Namun berbeda ketika kita hanya mengharapkan pada Rabb kita, Raja dari segala raja, Penguasa alam semesta. Dialah Zat yang tak pernah ingkar janji. Maka, cukuplah Allah bagi kita. Janji-Nya pasti lebih kuat ketimbang rasa khawatir dan takut kita tentang masa depan yang belum terjadi. Dia adalah sebaik-baik pemelihara urusan kita. Dia sudah mengatur sedemikian indah setiap takdir hidup bagi kita.
Tinggal kita saja, mau atau tidak menyelaraskan antara harapan keadaan yang baik di kehidupan dunia dan akhirat dengan amal yang mesti kita upayakan. Tak ada lagi yang bisa kita harapkan dalam kondisi seperti ini selain kepada Allah. Wahai diri, kembalilah kepada-Nya. Ingatlah Dia pada pagi dan petang. Basahilah lisan kita dengan zikir kepada-Nya. Kita upayakan lagi untuk meningkatkan kedekatan kita kepada-Nya dengan ketaatan, menyegerakan yang wajib, menyempurnakan yang sunah, dan meminimalisasi yang mubah.

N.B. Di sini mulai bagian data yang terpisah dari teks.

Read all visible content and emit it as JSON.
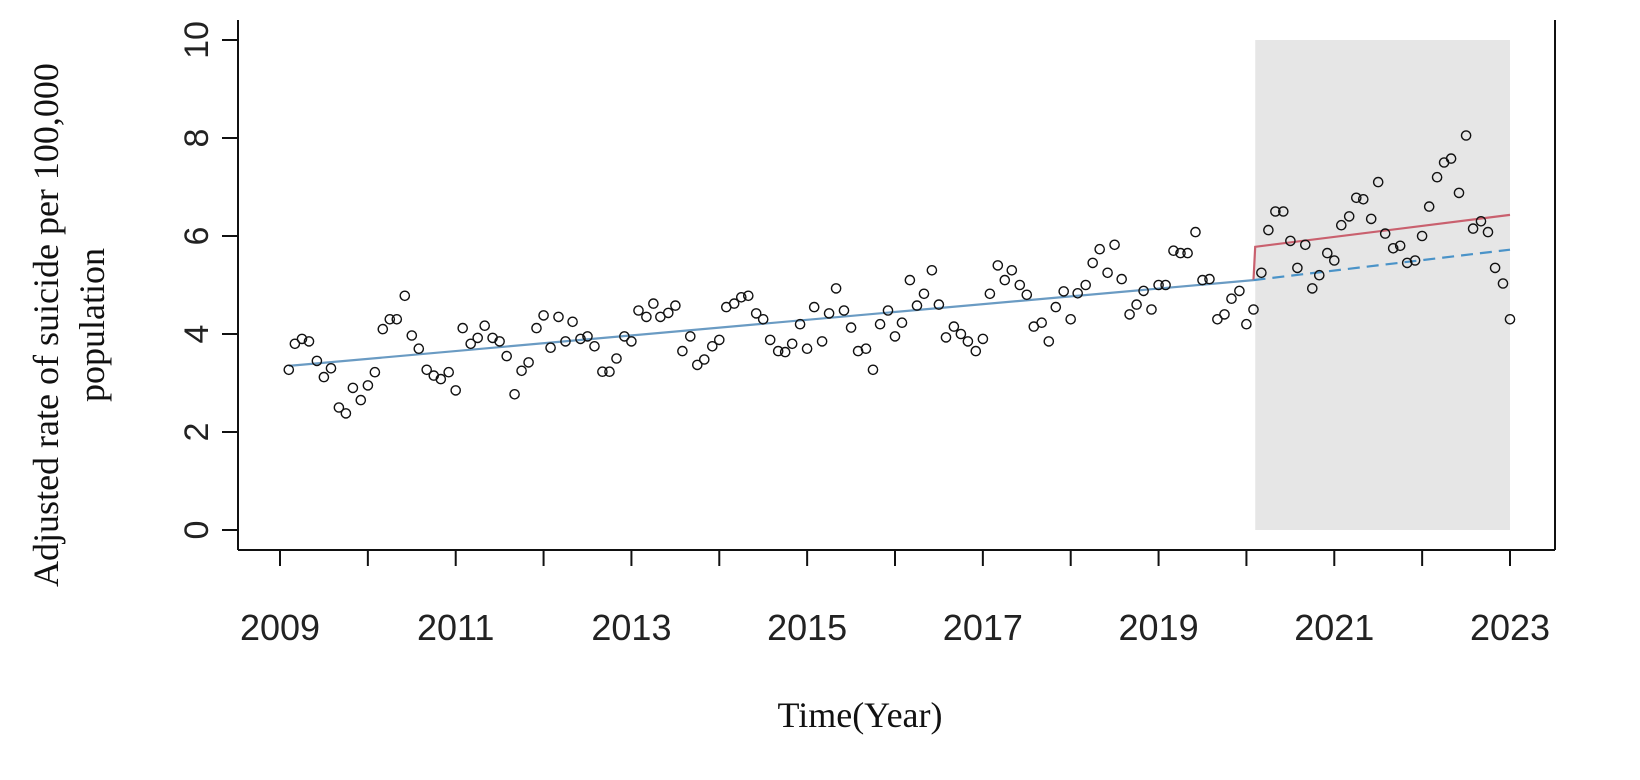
{
  "chart_data": {
    "type": "scatter",
    "title": "",
    "xlabel": "Time(Year)",
    "ylabel_lines": [
      "Adjusted rate of suicide per 100,000",
      "population"
    ],
    "xlim": [
      2009,
      2023
    ],
    "ylim": [
      0,
      10
    ],
    "x_ticks": [
      2009,
      2010,
      2011,
      2012,
      2013,
      2014,
      2015,
      2016,
      2017,
      2018,
      2019,
      2020,
      2021,
      2022,
      2023
    ],
    "x_tick_labels": [
      "2009",
      "",
      "2011",
      "",
      "2013",
      "",
      "2015",
      "",
      "2017",
      "",
      "2019",
      "",
      "2021",
      "",
      "2023"
    ],
    "y_ticks": [
      0,
      2,
      4,
      6,
      8,
      10
    ],
    "y_tick_labels": [
      "0",
      "2",
      "4",
      "6",
      "8",
      "10"
    ],
    "shaded_region": {
      "x_start": 2020.1,
      "x_end": 2023.0,
      "y_start": 0,
      "y_end": 10,
      "color": "#e6e6e6"
    },
    "colors": {
      "points": "#111111",
      "fit_pre": "#6a9bc3",
      "fit_post": "#c9606e",
      "counterfactual": "#4a93c8"
    },
    "series": [
      {
        "kind": "points",
        "x": [
          2009.1,
          2009.17,
          2009.25,
          2009.33,
          2009.42,
          2009.5,
          2009.58,
          2009.67,
          2009.75,
          2009.83,
          2009.92,
          2010.0,
          2010.08,
          2010.17,
          2010.25,
          2010.33,
          2010.42,
          2010.5,
          2010.58,
          2010.67,
          2010.75,
          2010.83,
          2010.92,
          2011.0,
          2011.08,
          2011.17,
          2011.25,
          2011.33,
          2011.42,
          2011.5,
          2011.58,
          2011.67,
          2011.75,
          2011.83,
          2011.92,
          2012.0,
          2012.08,
          2012.17,
          2012.25,
          2012.33,
          2012.42,
          2012.5,
          2012.58,
          2012.67,
          2012.75,
          2012.83,
          2012.92,
          2013.0,
          2013.08,
          2013.17,
          2013.25,
          2013.33,
          2013.42,
          2013.5,
          2013.58,
          2013.67,
          2013.75,
          2013.83,
          2013.92,
          2014.0,
          2014.08,
          2014.17,
          2014.25,
          2014.33,
          2014.42,
          2014.5,
          2014.58,
          2014.67,
          2014.75,
          2014.83,
          2014.92,
          2015.0,
          2015.08,
          2015.17,
          2015.25,
          2015.33,
          2015.42,
          2015.5,
          2015.58,
          2015.67,
          2015.75,
          2015.83,
          2015.92,
          2016.0,
          2016.08,
          2016.17,
          2016.25,
          2016.33,
          2016.42,
          2016.5,
          2016.58,
          2016.67,
          2016.75,
          2016.83,
          2016.92,
          2017.0,
          2017.08,
          2017.17,
          2017.25,
          2017.33,
          2017.42,
          2017.5,
          2017.58,
          2017.67,
          2017.75,
          2017.83,
          2017.92,
          2018.0,
          2018.08,
          2018.17,
          2018.25,
          2018.33,
          2018.42,
          2018.5,
          2018.58,
          2018.67,
          2018.75,
          2018.83,
          2018.92,
          2019.0,
          2019.08,
          2019.17,
          2019.25,
          2019.33,
          2019.42,
          2019.5,
          2019.58,
          2019.67,
          2019.75,
          2019.83,
          2019.92,
          2020.0,
          2020.08,
          2020.17,
          2020.25,
          2020.33,
          2020.42,
          2020.5,
          2020.58,
          2020.67,
          2020.75,
          2020.83,
          2020.92,
          2021.0,
          2021.08,
          2021.17,
          2021.25,
          2021.33,
          2021.42,
          2021.5,
          2021.58,
          2021.67,
          2021.75,
          2021.83,
          2021.92,
          2022.0,
          2022.08,
          2022.17,
          2022.25,
          2022.33,
          2022.42,
          2022.5,
          2022.58,
          2022.67,
          2022.75,
          2022.83,
          2022.92,
          2023.0
        ],
        "y": [
          3.27,
          3.8,
          3.9,
          3.85,
          3.45,
          3.12,
          3.3,
          2.5,
          2.38,
          2.9,
          2.65,
          2.95,
          3.22,
          4.1,
          4.3,
          4.3,
          4.78,
          3.97,
          3.7,
          3.27,
          3.15,
          3.08,
          3.22,
          2.85,
          4.12,
          3.8,
          3.92,
          4.17,
          3.92,
          3.85,
          3.55,
          2.77,
          3.25,
          3.42,
          4.12,
          4.38,
          3.72,
          4.35,
          3.85,
          4.25,
          3.9,
          3.95,
          3.75,
          3.23,
          3.23,
          3.5,
          3.95,
          3.85,
          4.48,
          4.35,
          4.62,
          4.35,
          4.43,
          4.58,
          3.65,
          3.95,
          3.37,
          3.48,
          3.75,
          3.88,
          4.55,
          4.62,
          4.75,
          4.78,
          4.42,
          4.3,
          3.88,
          3.65,
          3.63,
          3.8,
          4.2,
          3.7,
          4.55,
          3.85,
          4.42,
          4.93,
          4.48,
          4.13,
          3.65,
          3.7,
          3.27,
          4.2,
          4.48,
          3.95,
          4.23,
          5.1,
          4.58,
          4.82,
          5.3,
          4.6,
          3.93,
          4.15,
          4.0,
          3.85,
          3.65,
          3.9,
          4.82,
          5.4,
          5.1,
          5.3,
          5.0,
          4.8,
          4.15,
          4.23,
          3.85,
          4.55,
          4.87,
          4.3,
          4.83,
          5.0,
          5.45,
          5.73,
          5.25,
          5.82,
          5.12,
          4.4,
          4.6,
          4.88,
          4.5,
          5.0,
          5.0,
          5.7,
          5.65,
          5.65,
          6.08,
          5.1,
          5.12,
          4.3,
          4.4,
          4.72,
          4.88,
          4.2,
          4.5,
          5.25,
          6.12,
          6.5,
          6.5,
          5.9,
          5.35,
          5.82,
          4.93,
          5.2,
          5.65,
          5.5,
          6.22,
          6.4,
          6.78,
          6.75,
          6.35,
          7.1,
          6.05,
          5.75,
          5.8,
          5.45,
          5.5,
          6.0,
          6.6,
          7.2,
          7.5,
          7.58,
          6.88,
          8.05,
          6.15,
          6.3,
          6.08,
          5.35,
          5.03,
          4.3
        ]
      },
      {
        "kind": "line",
        "name": "",
        "style": "solid",
        "x": [
          2009.1,
          2020.08
        ],
        "y": [
          3.35,
          5.1
        ]
      },
      {
        "kind": "line",
        "name": "",
        "style": "solid",
        "x": [
          2020.08,
          2020.1,
          2023.0
        ],
        "y": [
          5.1,
          5.78,
          6.43
        ]
      },
      {
        "kind": "line",
        "name": "",
        "style": "dashed",
        "x": [
          2020.08,
          2023.0
        ],
        "y": [
          5.1,
          5.72
        ]
      }
    ]
  }
}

Dekatlah kita dengan Al-Qur’an. Bangun hubungan baik dengannya dengan rutin membacanya, mentadaburinya, dan sungguh-sungguh mengamalkannya. Bangun lebih kuat koneksi kita dengan Allah dengan menemuinya di waktu-waktu mustajab, khususnya di sepertiga malam terakhir. Allah akan mengalirkan ketenangan itu. Allah akan menuntun kita untuk bisa menghadapi dunia yang semakin tak bersahabat.

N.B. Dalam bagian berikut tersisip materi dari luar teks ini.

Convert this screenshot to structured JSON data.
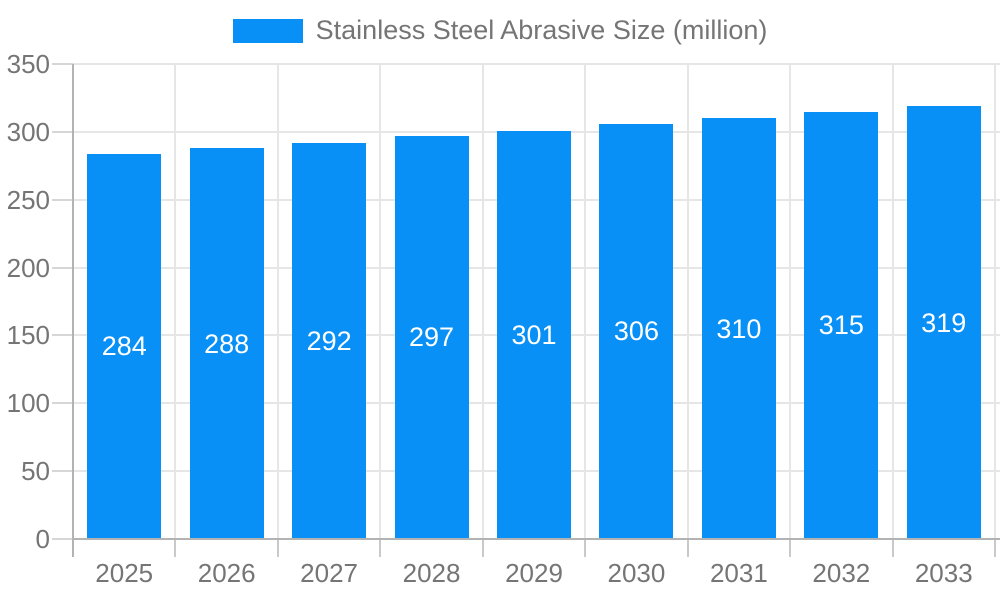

وَمَن يَتَّقِ ٱللَّهَ يَجۡعَل لَّهُۥ مَخۡرَجٗا ٢ وَيَرۡزُقۡهُ مِنۡ حَيۡثُ لَا يَحۡتَسِبُۚ وَمَن يَتَوَكَّلۡ عَلَى ٱللَّهِ فَهُوَ حَسۡبُهُۥٓۚ إِنَّ ٱللَّهَ بَٰلِغُ أَمۡرِهِۦۚ قَدۡ جَعَلَ ٱللَّهُ لِكُلِّ شَيۡءٖ قَدۡرٗا ٣
“Barangsiapa bertakwa kepada Allah niscaya Dia akan menjadikan baginya jalan keluar.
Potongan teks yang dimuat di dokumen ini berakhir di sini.